The things you want most in the world are the things you can’t control. You can’t determine when someone else falls in love with you. You can’t make your kids stay young forever. You can’t even make other people happy. Not really. At best, you can give a lover orgasms and belly laughs but you know as well as I do that the hard part of love is navigating all the negative space between what’s easy.

So becoming comfortable with the blank space means getting comfortable with our inability to make happy happen. Happiness has its own schedule. It doesn’t really care what you want. There is no correlation between how badly you want to be happy and the frequency and severity of its occurrence. In all your efforts to make happiness happen in your life, how many have succeeded?

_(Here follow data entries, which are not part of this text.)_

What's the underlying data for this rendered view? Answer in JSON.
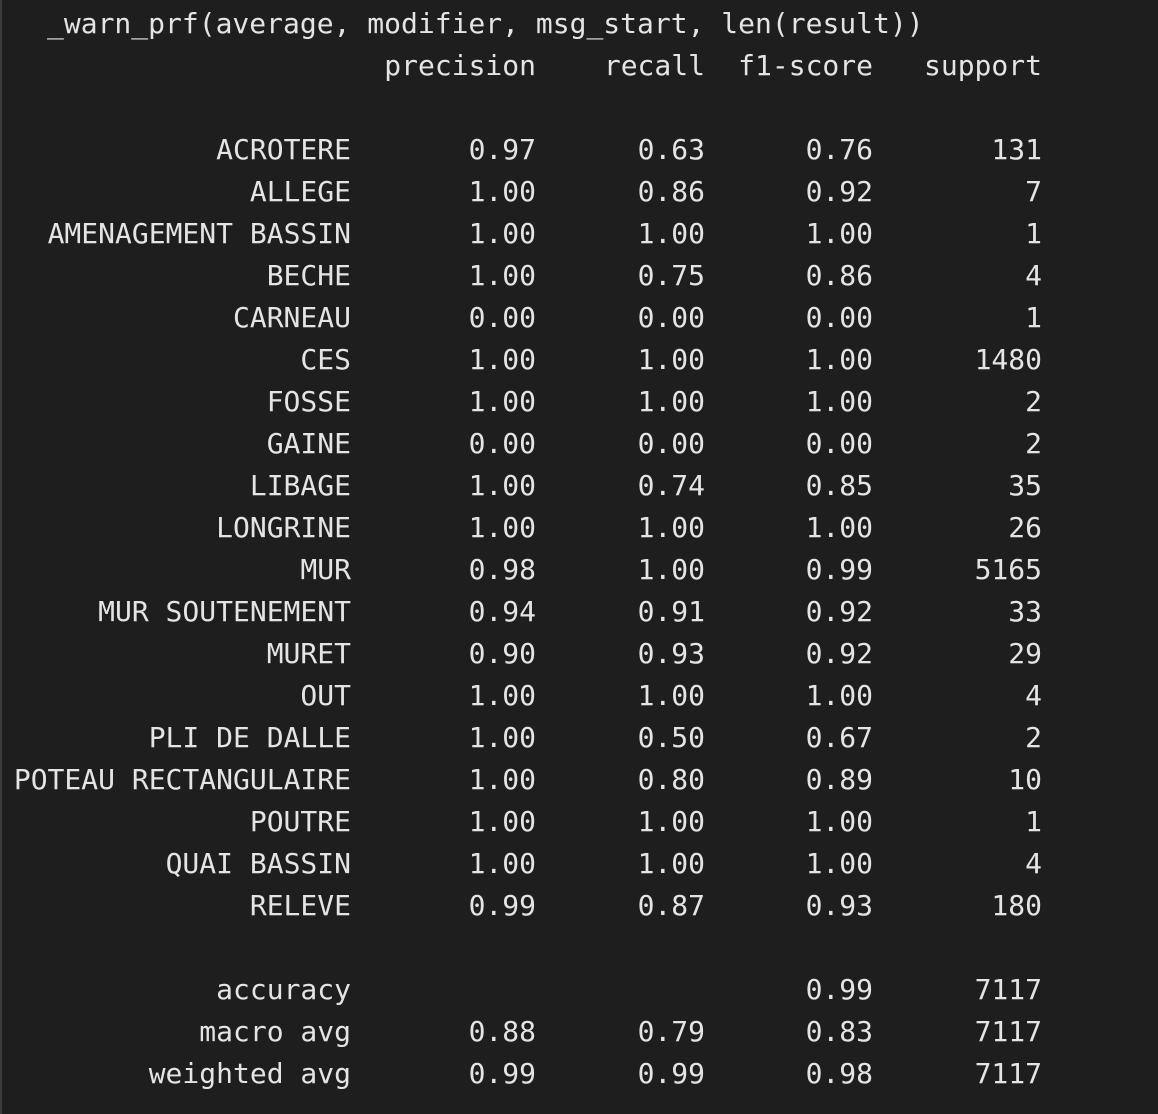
{
  "warning_line": "_warn_prf(average, modifier, msg_start, len(result))",
  "headers": {
    "precision": "precision",
    "recall": "recall",
    "f1": "f1-score",
    "support": "support"
  },
  "rows": [
    {
      "label": "ACROTERE",
      "precision": "0.97",
      "recall": "0.63",
      "f1": "0.76",
      "support": "131"
    },
    {
      "label": "ALLEGE",
      "precision": "1.00",
      "recall": "0.86",
      "f1": "0.92",
      "support": "7"
    },
    {
      "label": "AMENAGEMENT BASSIN",
      "precision": "1.00",
      "recall": "1.00",
      "f1": "1.00",
      "support": "1"
    },
    {
      "label": "BECHE",
      "precision": "1.00",
      "recall": "0.75",
      "f1": "0.86",
      "support": "4"
    },
    {
      "label": "CARNEAU",
      "precision": "0.00",
      "recall": "0.00",
      "f1": "0.00",
      "support": "1"
    },
    {
      "label": "CES",
      "precision": "1.00",
      "recall": "1.00",
      "f1": "1.00",
      "support": "1480"
    },
    {
      "label": "FOSSE",
      "precision": "1.00",
      "recall": "1.00",
      "f1": "1.00",
      "support": "2"
    },
    {
      "label": "GAINE",
      "precision": "0.00",
      "recall": "0.00",
      "f1": "0.00",
      "support": "2"
    },
    {
      "label": "LIBAGE",
      "precision": "1.00",
      "recall": "0.74",
      "f1": "0.85",
      "support": "35"
    },
    {
      "label": "LONGRINE",
      "precision": "1.00",
      "recall": "1.00",
      "f1": "1.00",
      "support": "26"
    },
    {
      "label": "MUR",
      "precision": "0.98",
      "recall": "1.00",
      "f1": "0.99",
      "support": "5165"
    },
    {
      "label": "MUR SOUTENEMENT",
      "precision": "0.94",
      "recall": "0.91",
      "f1": "0.92",
      "support": "33"
    },
    {
      "label": "MURET",
      "precision": "0.90",
      "recall": "0.93",
      "f1": "0.92",
      "support": "29"
    },
    {
      "label": "OUT",
      "precision": "1.00",
      "recall": "1.00",
      "f1": "1.00",
      "support": "4"
    },
    {
      "label": "PLI DE DALLE",
      "precision": "1.00",
      "recall": "0.50",
      "f1": "0.67",
      "support": "2"
    },
    {
      "label": "POTEAU RECTANGULAIRE",
      "precision": "1.00",
      "recall": "0.80",
      "f1": "0.89",
      "support": "10"
    },
    {
      "label": "POUTRE",
      "precision": "1.00",
      "recall": "1.00",
      "f1": "1.00",
      "support": "1"
    },
    {
      "label": "QUAI BASSIN",
      "precision": "1.00",
      "recall": "1.00",
      "f1": "1.00",
      "support": "4"
    },
    {
      "label": "RELEVE",
      "precision": "0.99",
      "recall": "0.87",
      "f1": "0.93",
      "support": "180"
    }
  ],
  "summary": [
    {
      "label": "accuracy",
      "precision": "",
      "recall": "",
      "f1": "0.99",
      "support": "7117"
    },
    {
      "label": "macro avg",
      "precision": "0.88",
      "recall": "0.79",
      "f1": "0.83",
      "support": "7117"
    },
    {
      "label": "weighted avg",
      "precision": "0.99",
      "recall": "0.99",
      "f1": "0.98",
      "support": "7117"
    }
  ],
  "colors": {
    "background": "#1e1e1e",
    "text": "#e4e4e4"
  }
}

But oh! We feel so bad waiting for happiness to happen, don’t we? We feel if we aren’t spontaneously happy, then we must be sad. We must do something to make ourselves happy in the in-betweens. And so instead of waiting for happiness, we fish in a lukewarm sea of likes and hearts and wonder why none of it is what we’re really after.

Isn’t it unsettling to know that the most profitable businesses of our time exist to capitalize from our well-known discomfort with the negative space between us and love? It’s like they know that the farther we pull apart from each other, the more space we have to fill with apps and prestige TV!

It’s like we’ve surrendered our negative space — the space where happiness erupts — to the appmakers, letting our in-betweens flood with the tepid substitute of like for want of love.

A big part of becoming a Buddhist in my twenties was learning to become more comfortable with the empty spaces between my rare joys. I learned to stop looking for it out there and accept it when it happens in the now. I’m not great at this, no, but from time to time, I remember. The best I can do with my one precious life is set the table for happiness and invite it when it shows up to stay as long as it can.

For me, this means working to keep that table clear of clutter and distraction. I quit Facebook years ago. I walk around New York with earplugs in my ears so I can pay more attention to my prayers for what’s in front of me. I keep my phone permanently on the “do not disturb” setting. I try really fucking hard to sit zazen.

But this is my practice. I get flustered when people at meditation class ask me about my practice because so much of it has been just shutting shit off.

But that’s the dharma, isn’t it?

Shutting shit off is when we can find the truth in nothing.